Tardiamente venera-se a forma interior,
E por mais sincero que o exterior ainda vos possa
Parecer susceptível de inocentar, não caiam na tentação
De expurgarem as feridas em que me dilacero.
Reservo-me ao direito de deixar de existir.
Se as pálpebras mantêm os olhos inacessíveis,
Por amor a esta pátria fria, é porque de frente
Não enfrentei as vezes necessárias o Sol.
Não confundo as sombras com a luz que me vela!
Ao pressentir a respiração dos objectos íntimos,
Das palavras impugnadas subtraio os significados íntimos,
Como se as conclusões óbvias fossem a soma dos medos.
Granjeiem as condecorações que não trago unidas ao peito
E se queimarem a bandeira que me escancara a alma
É porque como apátrida não terei nada a esconder
Na hora de ser vencido pela derradeira vez.
Não hesitem em queimar os livros proibidos
Descerrados aos meus pés. Invoquem a autópsia
Da minha autobiografia como se já não houvesse tempo
Para reescrever o que ficar matematicamente por demonstrar.
Não vos deixeis enganar pelo amontoado de membros
Inertes, amputados na hora do deslumbramento.
Nunca deixei de ir onde as vossas pernas me levaram!
E ao esticar o braço direito ainda penetro
No ventre cálido das vossas queridas viúvas.
Os lençóis puros de que vos desamortalhei,
As pestes insaráveis que vos inoculei,
Os beijos traídos com que vos sentenciei,
O derradeiro projéctil que vos juramentei,
Os espelhos embaciados em que vos reconheci,
São meros pormenores do enredo sobrelotado
Do livro mais pequeno da vida escrita.
O maior é obra de um catedrático analfabeto
Que não subtraiu ao dicionário as melhores palavras
Para a vida usar na convocatória do destino.
E andamos todos aqui a fazer de contas de cabeça
Enquanto bastava usar a regra de três simples
Para provar que no fim tudo bate certo.
O narrador ao receber o consentimento
Para fazer o que bem entender pela história
Da vossa existência, sem o prazer da loucura,
Sabíeis que as personagens secundárias são fundamentais
Para que o leitor não se desiluda com o herói!

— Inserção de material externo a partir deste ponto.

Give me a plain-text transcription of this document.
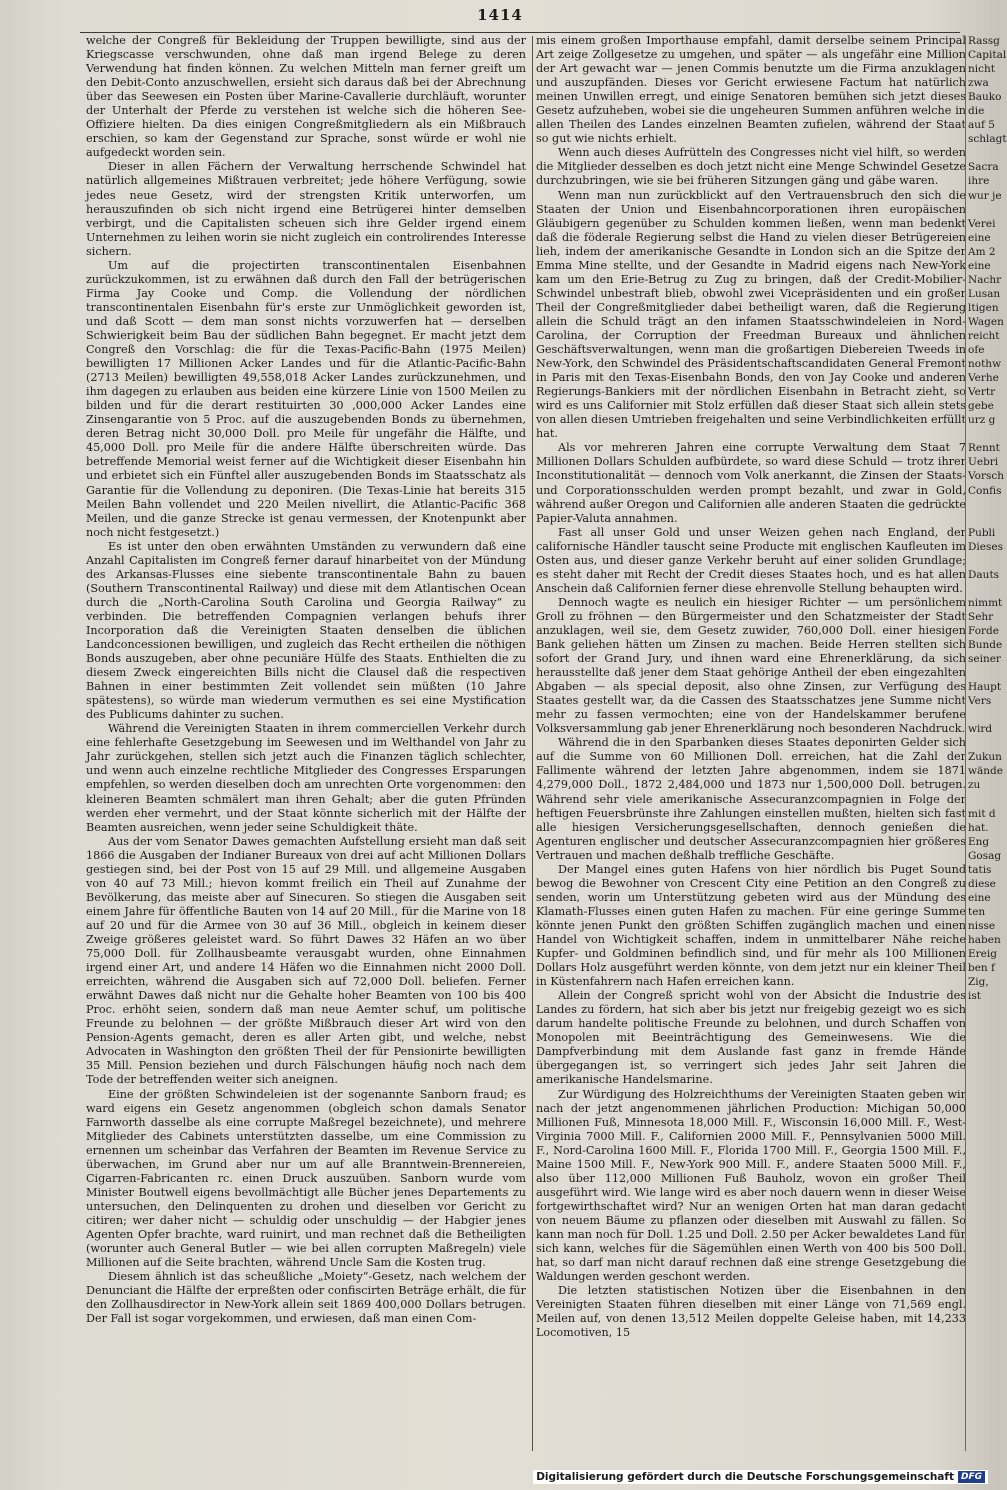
1414

welche der Congreß für Bekleidung der Truppen bewilligte, sind aus der Kriegscasse verschwunden, ohne daß man irgend Belege zu deren Verwendung hat finden können. Zu welchen Mitteln man ferner greift um den Debit-Conto anzuschwellen, ersieht sich daraus daß bei der Abrechnung über das Seewesen ein Posten über Marine-Cavallerie durchläuft, worunter der Unterhalt der Pferde zu verstehen ist welche sich die höheren See-Offiziere hielten. Da dies einigen Congreßmitgliedern als ein Mißbrauch erschien, so kam der Gegenstand zur Sprache, sonst würde er wohl nie aufgedeckt worden sein.

Dieser in allen Fächern der Verwaltung herrschende Schwindel hat natürlich allgemeines Mißtrauen verbreitet; jede höhere Verfügung, sowie jedes neue Gesetz, wird der strengsten Kritik unterworfen, um herauszufinden ob sich nicht irgend eine Betrügerei hinter demselben verbirgt, und die Capitalisten scheuen sich ihre Gelder irgend einem Unternehmen zu leihen worin sie nicht zugleich ein controlirendes Interesse sichern.

Um auf die projectirten transcontinentalen Eisenbahnen zurückzukommen, ist zu erwähnen daß durch den Fall der betrügerischen Firma Jay Cooke und Comp. die Vollendung der nördlichen transcontinentalen Eisenbahn für's erste zur Unmöglichkeit geworden ist, und daß Scott — dem man sonst nichts vorzuwerfen hat — derselben Schwierigkeit beim Bau der südlichen Bahn begegnet. Er macht jetzt dem Congreß den Vorschlag: die für die Texas-Pacific-Bahn (1975 Meilen) bewilligten 17 Millionen Acker Landes und für die Atlantic-Pacific-Bahn (2713 Meilen) bewilligten 49,558,018 Acker Landes zurückzunehmen, und ihm dagegen zu erlauben aus beiden eine kürzere Linie von 1500 Meilen zu bilden und für die derart restituirten 30 ,000,000 Acker Landes eine Zinsengarantie von 5 Proc. auf die auszugebenden Bonds zu übernehmen, deren Betrag nicht 30,000 Doll. pro Meile für ungefähr die Hälfte, und 45,000 Doll. pro Meile für die andere Hälfte überschreiten würde. Das betreffende Memorial weist ferner auf die Wichtigkeit dieser Eisenbahn hin und erbietet sich ein Fünftel aller auszugebenden Bonds im Staatsschatz als Garantie für die Vollendung zu deponiren. (Die Texas-Linie hat bereits 315 Meilen Bahn vollendet und 220 Meilen nivellirt, die Atlantic-Pacific 368 Meilen, und die ganze Strecke ist genau vermessen, der Knotenpunkt aber noch nicht festgesetzt.)

Es ist unter den oben erwähnten Umständen zu verwundern daß eine Anzahl Capitalisten im Congreß ferner darauf hinarbeitet von der Mündung des Arkansas-Flusses eine siebente transcontinentale Bahn zu bauen (Southern Transcontinental Railway) und diese mit dem Atlantischen Ocean durch die „North-Carolina South Carolina und Georgia Railway“ zu verbinden. Die betreffenden Compagnien verlangen behufs ihrer Incorporation daß die Vereinigten Staaten denselben die üblichen Landconcessionen bewilligen, und zugleich das Recht ertheilen die nöthigen Bonds auszugeben, aber ohne pecuniäre Hülfe des Staats. Enthielten die zu diesem Zweck eingereichten Bills nicht die Clausel daß die respectiven Bahnen in einer bestimmten Zeit vollendet sein müßten (10 Jahre spätestens), so würde man wiederum vermuthen es sei eine Mystification des Publicums dahinter zu suchen.

Während die Vereinigten Staaten in ihrem commerciellen Verkehr durch eine fehlerhafte Gesetzgebung im Seewesen und im Welthandel von Jahr zu Jahr zurückgehen, stellen sich jetzt auch die Finanzen täglich schlechter, und wenn auch einzelne rechtliche Mitglieder des Congresses Ersparungen empfehlen, so werden dieselben doch am unrechten Orte vorgenommen: den kleineren Beamten schmälert man ihren Gehalt; aber die guten Pfründen werden eher vermehrt, und der Staat könnte sicherlich mit der Hälfte der Beamten ausreichen, wenn jeder seine Schuldigkeit thäte.

Aus der vom Senator Dawes gemachten Aufstellung ersieht man daß seit 1866 die Ausgaben der Indianer Bureaux von drei auf acht Millionen Dollars gestiegen sind, bei der Post von 15 auf 29 Mill. und allgemeine Ausgaben von 40 auf 73 Mill.; hievon kommt freilich ein Theil auf Zunahme der Bevölkerung, das meiste aber auf Sinecuren. So stiegen die Ausgaben seit einem Jahre für öffentliche Bauten von 14 auf 20 Mill., für die Marine von 18 auf 20 und für die Armee von 30 auf 36 Mill., obgleich in keinem dieser Zweige größeres geleistet ward. So führt Dawes 32 Häfen an wo über 75,000 Doll. für Zollhausbeamte verausgabt wurden, ohne Einnahmen irgend einer Art, und andere 14 Häfen wo die Einnahmen nicht 2000 Doll. erreichten, während die Ausgaben sich auf 72,000 Doll. beliefen. Ferner erwähnt Dawes daß nicht nur die Gehalte hoher Beamten von 100 bis 400 Proc. erhöht seien, sondern daß man neue Aemter schuf, um politische Freunde zu belohnen — der größte Mißbrauch dieser Art wird von den Pension-Agents gemacht, deren es aller Arten gibt, und welche, nebst Advocaten in Washington den größten Theil der für Pensionirte bewilligten 35 Mill. Pension beziehen und durch Fälschungen häufig noch nach dem Tode der betreffenden weiter sich aneignen.

Eine der größten Schwindeleien ist der sogenannte Sanborn fraud; es ward eigens ein Gesetz angenommen (obgleich schon damals Senator Farnworth dasselbe als eine corrupte Maßregel bezeichnete), und mehrere Mitglieder des Cabinets unterstützten dasselbe, um eine Commission zu ernennen um scheinbar das Verfahren der Beamten im Revenue Service zu überwachen, im Grund aber nur um auf alle Branntwein-Brennereien, Cigarren-Fabricanten rc. einen Druck auszuüben. Sanborn wurde vom Minister Boutwell eigens bevollmächtigt alle Bücher jenes Departements zu untersuchen, den Delinquenten zu drohen und dieselben vor Gericht zu citiren; wer daher nicht — schuldig oder unschuldig — der Habgier jenes Agenten Opfer brachte, ward ruinirt, und man rechnet daß die Betheiligten (worunter auch General Butler — wie bei allen corrupten Maßregeln) viele Millionen auf die Seite brachten, während Uncle Sam die Kosten trug.

Diesem ähnlich ist das scheußliche „Moiety“-Gesetz, nach welchem der Denunciant die Hälfte der erpreßten oder confiscirten Beträge erhält, die für den Zollhausdirector in New-York allein seit 1869 400,000 Dollars betrugen. Der Fall ist sogar vorgekommen, und erwiesen, daß man einen Com-

mis einem großen Importhause empfahl, damit derselbe seinem Principal Art zeige Zollgesetze zu umgehen, und später — als ungefähr eine Million der Art gewacht war — jenen Commis benutzte um die Firma anzuklagen und auszupfänden. Dieses vor Gericht erwiesene Factum hat natürlich meinen Unwillen erregt, und einige Senatoren bemühen sich jetzt dieses Gesetz aufzuheben, wobei sie die ungeheuren Summen anführen welche in allen Theilen des Landes einzelnen Beamten zufielen, während der Staat so gut wie nichts erhielt.

Wenn auch dieses Aufrütteln des Congresses nicht viel hilft, so werden die Mitglieder desselben es doch jetzt nicht eine Menge Schwindel Gesetze durchzubringen, wie sie bei früheren Sitzungen gäng und gäbe waren.

Wenn man nun zurückblickt auf den Vertrauensbruch den sich die Staaten der Union und Eisenbahncorporationen ihren europäischen Gläubigern gegenüber zu Schulden kommen ließen, wenn man bedenkt daß die föderale Regierung selbst die Hand zu vielen dieser Betrügereien lieh, indem der amerikanische Gesandte in London sich an die Spitze der Emma Mine stellte, und der Gesandte in Madrid eigens nach New-York kam um den Erie-Betrug zu Zug zu bringen, daß der Credit-Mobilier-Schwindel unbestraft blieb, obwohl zwei Vicepräsidenten und ein großer Theil der Congreßmitglieder dabei betheiligt waren, daß die Regierung allein die Schuld trägt an den infamen Staatsschwindeleien in Nord-Carolina, der Corruption der Freedman Bureaux und ähnlichen Geschäftsverwaltungen, wenn man die großartigen Diebereien Tweeds in New-York, den Schwindel des Präsidentschaftscandidaten General Fremont in Paris mit den Texas-Eisenbahn Bonds, den von Jay Cooke und anderen Regierungs-Bankiers mit der nördlichen Eisenbahn in Betracht zieht, so wird es uns Californier mit Stolz erfüllen daß dieser Staat sich allein stets von allen diesen Umtrieben freigehalten und seine Verbindlichkeiten erfüllt hat.

Als vor mehreren Jahren eine corrupte Verwaltung dem Staat 7 Millionen Dollars Schulden aufbürdete, so ward diese Schuld — trotz ihrer Inconstitutionalität — dennoch vom Volk anerkannt, die Zinsen der Staats- und Corporationsschulden werden prompt bezahlt, und zwar in Gold, während außer Oregon und Californien alle anderen Staaten die gedrückte Papier-Valuta annahmen.

Fast all unser Gold und unser Weizen gehen nach England, der californische Händler tauscht seine Producte mit englischen Kaufleuten im Osten aus, und dieser ganze Verkehr beruht auf einer soliden Grundlage; es steht daher mit Recht der Credit dieses Staates hoch, und es hat allen Anschein daß Californien ferner diese ehrenvolle Stellung behaupten wird.

Dennoch wagte es neulich ein hiesiger Richter — um persönlichem Groll zu fröhnen — den Bürgermeister und den Schatzmeister der Stadt anzuklagen, weil sie, dem Gesetz zuwider, 760,000 Doll. einer hiesigen Bank geliehen hätten um Zinsen zu machen. Beide Herren stellten sich sofort der Grand Jury, und ihnen ward eine Ehrenerklärung, da sich herausstellte daß jener dem Staat gehörige Antheil der eben eingezahlten Abgaben — als special deposit, also ohne Zinsen, zur Verfügung des Staates gestellt war, da die Cassen des Staatsschatzes jene Summe nicht mehr zu fassen vermochten; eine von der Handelskammer berufene Volksversammlung gab jener Ehrenerklärung noch besonderen Nachdruck.

Während die in den Sparbanken dieses Staates deponirten Gelder sich auf die Summe von 60 Millionen Doll. erreichen, hat die Zahl der Fallimente während der letzten Jahre abgenommen, indem sie 1871 4,279,000 Doll., 1872 2,484,000 und 1873 nur 1,500,000 Doll. betrugen. Während sehr viele amerikanische Assecuranzcompagnien in Folge der heftigen Feuersbrünste ihre Zahlungen einstellen mußten, hielten sich fast alle hiesigen Versicherungsgesellschaften, dennoch genießen die Agenturen englischer und deutscher Assecuranzcompagnien hier größeres Vertrauen und machen deßhalb treffliche Geschäfte.

Der Mangel eines guten Hafens von hier nördlich bis Puget Sound bewog die Bewohner von Crescent City eine Petition an den Congreß zu senden, worin um Unterstützung gebeten wird aus der Mündung des Klamath-Flusses einen guten Hafen zu machen. Für eine geringe Summe könnte jenen Punkt den größten Schiffen zugänglich machen und einen Handel von Wichtigkeit schaffen, indem in unmittelbarer Nähe reiche Kupfer- und Goldminen befindlich sind, und für mehr als 100 Millionen Dollars Holz ausgeführt werden könnte, von dem jetzt nur ein kleiner Theil in Küstenfahrern nach Hafen erreichen kann.

Allein der Congreß spricht wohl von der Absicht die Industrie des Landes zu fördern, hat sich aber bis jetzt nur freigebig gezeigt wo es sich darum handelte politische Freunde zu belohnen, und durch Schaffen von Monopolen mit Beeinträchtigung des Gemeinwesens. Wie die Dampfverbindung mit dem Auslande fast ganz in fremde Hände übergegangen ist, so verringert sich jedes Jahr seit Jahren die amerikanische Handelsmarine.

Zur Würdigung des Holzreichthums der Vereinigten Staaten geben wir nach der jetzt angenommenen jährlichen Production: Michigan 50,000 Millionen Fuß, Minnesota 18,000 Mill. F., Wisconsin 16,000 Mill. F., West-Virginia 7000 Mill. F., Californien 2000 Mill. F., Pennsylvanien 5000 Mill. F., Nord-Carolina 1600 Mill. F., Florida 1700 Mill. F., Georgia 1500 Mill. F., Maine 1500 Mill. F., New-York 900 Mill. F., andere Staaten 5000 Mill. F., also über 112,000 Millionen Fuß Bauholz, wovon ein großer Theil ausgeführt wird. Wie lange wird es aber noch dauern wenn in dieser Weise fortgewirthschaftet wird? Nur an wenigen Orten hat man daran gedacht von neuem Bäume zu pflanzen oder dieselben mit Auswahl zu fällen. So kann man noch für Doll. 1.25 und Doll. 2.50 per Acker bewaldetes Land für sich kann, welches für die Sägemühlen einen Werth von 400 bis 500 Doll. hat, so darf man nicht darauf rechnen daß eine strenge Gesetzgebung die Waldungen werden geschont werden.

Die letzten statistischen Notizen über die Eisenbahnen in den Vereinigten Staaten führen dieselben mit einer Länge von 71,569 engl. Meilen auf, von denen 13,512 Meilen doppelte Geleise haben, mit 14,233 Locomotiven, 15

Rassg
Capital
nicht
zwa
Bauko
die
auf 5
schlagt

Sacra
ihre
wur je

Verei
eine
Am 2
eine
Nachr
Lusan
ltigen
Wagen
reicht
ofe
nothw
Verhe
Vertr
gebe
urz g

Rennt
Uebri
Vorsch
Confis

Publi
Dieses

Dauts

nimmt
Sehr
Forde
Bunde
seiner

Haupt
Vers

wird

Zukun
wände
zu

mit d
hat.
Eng
Gosag
tatis
diese
eine
ten
nisse
haben
Ereig
ben f
Zig,
ist
Digitalisierung gefördert durch die Deutsche Forschungsgemeinschaft DFG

Não sou o escultor que acredita na forma interior
Das suas pedras subtraídas à montanha sagrada,
Nem tampouco o pintor que subjuga o arco-íris à paleta,
Nunca o músico que compõe harmonicamente o grito!
Mais que um pregador ao irresistível abismo,
Como poeta desarmado só deserto das batalhas
Que posso travar com uma caneta permanente.

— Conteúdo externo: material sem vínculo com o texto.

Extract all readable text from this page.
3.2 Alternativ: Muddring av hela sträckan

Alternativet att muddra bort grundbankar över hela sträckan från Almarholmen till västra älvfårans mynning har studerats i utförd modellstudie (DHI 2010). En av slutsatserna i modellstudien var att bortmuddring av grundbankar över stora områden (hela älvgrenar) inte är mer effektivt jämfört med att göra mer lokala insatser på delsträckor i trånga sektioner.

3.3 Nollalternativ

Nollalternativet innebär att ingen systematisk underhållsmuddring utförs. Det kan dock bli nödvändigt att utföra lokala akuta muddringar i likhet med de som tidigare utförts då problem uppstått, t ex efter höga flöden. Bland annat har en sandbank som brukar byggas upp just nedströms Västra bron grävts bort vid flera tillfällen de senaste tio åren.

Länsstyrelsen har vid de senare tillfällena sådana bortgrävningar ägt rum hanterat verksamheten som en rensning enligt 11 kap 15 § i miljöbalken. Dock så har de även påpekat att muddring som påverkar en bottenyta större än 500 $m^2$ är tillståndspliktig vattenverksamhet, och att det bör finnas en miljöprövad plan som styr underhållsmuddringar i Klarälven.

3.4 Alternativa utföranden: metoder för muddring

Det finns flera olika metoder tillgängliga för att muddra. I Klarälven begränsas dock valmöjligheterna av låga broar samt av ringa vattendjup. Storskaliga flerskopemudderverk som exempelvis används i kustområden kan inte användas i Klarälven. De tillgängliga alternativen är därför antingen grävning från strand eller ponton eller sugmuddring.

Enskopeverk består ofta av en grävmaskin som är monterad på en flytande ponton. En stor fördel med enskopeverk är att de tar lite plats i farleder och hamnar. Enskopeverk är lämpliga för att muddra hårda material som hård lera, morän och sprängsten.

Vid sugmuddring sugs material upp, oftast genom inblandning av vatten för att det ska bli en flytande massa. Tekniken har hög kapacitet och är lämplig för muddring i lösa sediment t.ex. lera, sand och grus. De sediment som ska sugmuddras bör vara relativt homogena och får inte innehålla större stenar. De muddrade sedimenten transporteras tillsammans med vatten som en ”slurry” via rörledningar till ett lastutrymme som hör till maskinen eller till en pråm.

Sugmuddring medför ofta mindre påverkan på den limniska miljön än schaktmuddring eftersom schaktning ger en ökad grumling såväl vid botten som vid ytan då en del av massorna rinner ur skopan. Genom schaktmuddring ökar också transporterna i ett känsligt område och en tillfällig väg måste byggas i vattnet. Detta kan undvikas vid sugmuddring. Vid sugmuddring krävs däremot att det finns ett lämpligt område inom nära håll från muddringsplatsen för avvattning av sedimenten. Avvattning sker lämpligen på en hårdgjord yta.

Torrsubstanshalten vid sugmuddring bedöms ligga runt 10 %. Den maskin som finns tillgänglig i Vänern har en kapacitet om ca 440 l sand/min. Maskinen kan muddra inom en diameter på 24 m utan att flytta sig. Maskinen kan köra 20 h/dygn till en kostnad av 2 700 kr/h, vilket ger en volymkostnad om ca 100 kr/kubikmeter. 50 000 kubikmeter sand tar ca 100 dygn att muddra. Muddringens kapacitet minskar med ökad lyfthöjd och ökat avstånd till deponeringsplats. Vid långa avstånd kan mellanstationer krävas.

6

Assino em branco toda a minha culpa circunstancial:
Não salvei a vida a alguém disposto a expirar,
Nem ainda decifrei nenhuma palavra proibida.
Não fui presumivelmente o último a merecer
Este lugar-comum onde ninguém quer pertencer.
Estas raízes foram as que o meu tronco subjugou.
O veneno que se expurga das minhas chagas
Solidificou o sangue demasiado fluído.
Já devolveram o branco aos muros da liberdade
Que teimosamente não reconheciam o meu nome?
Venho em que lugar da lista? Não se deixem enganar
Que ainda não me consolidei na minha abreviatura.
Quando a minha vez chegar ao levantar a mão
Desconfiem da outra que se mantém a escrever.
Quem se perpetua na minha expectativa
Deve aguardar pacientemente que seja segunda-feira,
Para que me possa deslocar à papelaria onde compro
Toda a tinta preta, do tipo sanguíneo mais vulgar,
Para a revolução interior acontecer no papel por encardir.